La ministre déléguée en charge de la Nouvelle Économie du climat, Arlette Bahati Tito, a effectué, le mardi 22 septembre, une descente sur le terrain au sein des directions et cellules relevant de sa tutelle. L’objectif de cette visite était de s’imprégner des conditions de travail des cadres agents du ministère de l’Environnement.
Accompagnée du secrétaire général à l’Environnement, Arlette Bahati Tito a souhaité constater de visu les conditions de travail des cadres et agents dudit ministère.
Partout où elle est passée, la ministre a eu des échanges ouverts avec les cadres et agents de son secteur.

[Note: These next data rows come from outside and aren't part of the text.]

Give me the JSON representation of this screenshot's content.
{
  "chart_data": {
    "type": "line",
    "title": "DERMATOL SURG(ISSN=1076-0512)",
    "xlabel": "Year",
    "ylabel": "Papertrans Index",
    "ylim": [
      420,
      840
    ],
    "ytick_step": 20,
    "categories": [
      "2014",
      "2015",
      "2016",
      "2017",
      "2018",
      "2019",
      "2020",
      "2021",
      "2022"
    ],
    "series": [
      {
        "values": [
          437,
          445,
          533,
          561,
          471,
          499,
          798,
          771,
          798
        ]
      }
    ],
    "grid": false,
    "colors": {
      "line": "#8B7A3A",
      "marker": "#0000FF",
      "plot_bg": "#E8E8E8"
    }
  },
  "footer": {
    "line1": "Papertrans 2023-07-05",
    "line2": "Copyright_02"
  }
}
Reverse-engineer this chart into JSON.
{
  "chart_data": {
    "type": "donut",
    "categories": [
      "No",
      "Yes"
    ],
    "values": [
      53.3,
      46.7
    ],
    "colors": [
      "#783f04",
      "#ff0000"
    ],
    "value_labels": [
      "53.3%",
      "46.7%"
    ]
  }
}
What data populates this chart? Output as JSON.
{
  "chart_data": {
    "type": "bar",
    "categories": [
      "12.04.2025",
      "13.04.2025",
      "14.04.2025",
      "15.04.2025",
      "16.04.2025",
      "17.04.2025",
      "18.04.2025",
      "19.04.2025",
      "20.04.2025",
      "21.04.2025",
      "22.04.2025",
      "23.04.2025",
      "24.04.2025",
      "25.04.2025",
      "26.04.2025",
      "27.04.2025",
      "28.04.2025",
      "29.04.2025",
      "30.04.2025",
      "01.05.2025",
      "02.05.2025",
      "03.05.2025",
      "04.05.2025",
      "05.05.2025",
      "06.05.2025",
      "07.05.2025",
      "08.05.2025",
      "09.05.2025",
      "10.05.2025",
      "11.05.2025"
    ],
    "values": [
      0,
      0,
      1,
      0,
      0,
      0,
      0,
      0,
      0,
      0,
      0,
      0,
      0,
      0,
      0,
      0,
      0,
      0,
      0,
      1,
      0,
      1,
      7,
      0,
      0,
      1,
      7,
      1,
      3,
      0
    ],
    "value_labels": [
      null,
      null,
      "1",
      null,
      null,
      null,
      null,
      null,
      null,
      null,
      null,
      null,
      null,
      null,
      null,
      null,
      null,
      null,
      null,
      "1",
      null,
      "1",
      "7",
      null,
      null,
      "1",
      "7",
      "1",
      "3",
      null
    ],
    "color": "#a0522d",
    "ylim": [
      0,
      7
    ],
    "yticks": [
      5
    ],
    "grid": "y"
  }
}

La parole a été donnée à ceux qui souhaitaient lui faire part de leurs doléances.
De la direction de gestion forestière, du déboisement en passant par celle de l’assainissement, et autres, jusqu’à la direction des ressources en eau, rien n’a été omis.

Tous ces services de l’État font face à des problèmes similaires, parmi lesquels figurent notamment le manque de frais de fonctionnement proportionnels à leur capacité de mobilisation de recettes, ainsi que l’insuffisance d’équipements et de bureaux pour certains services qui travaillent sous des arbres.
Cette situation a particulièrement retenu l’attention de la ministre, qui a promis de faire un plaidoyer auprès de la hiérarchie afin que des solutions appropriées soient rapidement trouvées.
Lors de cette visite, Arlette Bahati Tito a également profité de l’occasion pour expliquer aux cadres et agents de son secteur la vision du Chef de l’État, Félix Antoine Tshisekedi Tshilombo, sur les enjeux climatiques.
Elle a exhorté le personnel à redoubler d’efforts et à travailler avec détermination pour obtenir de meilleurs résultats.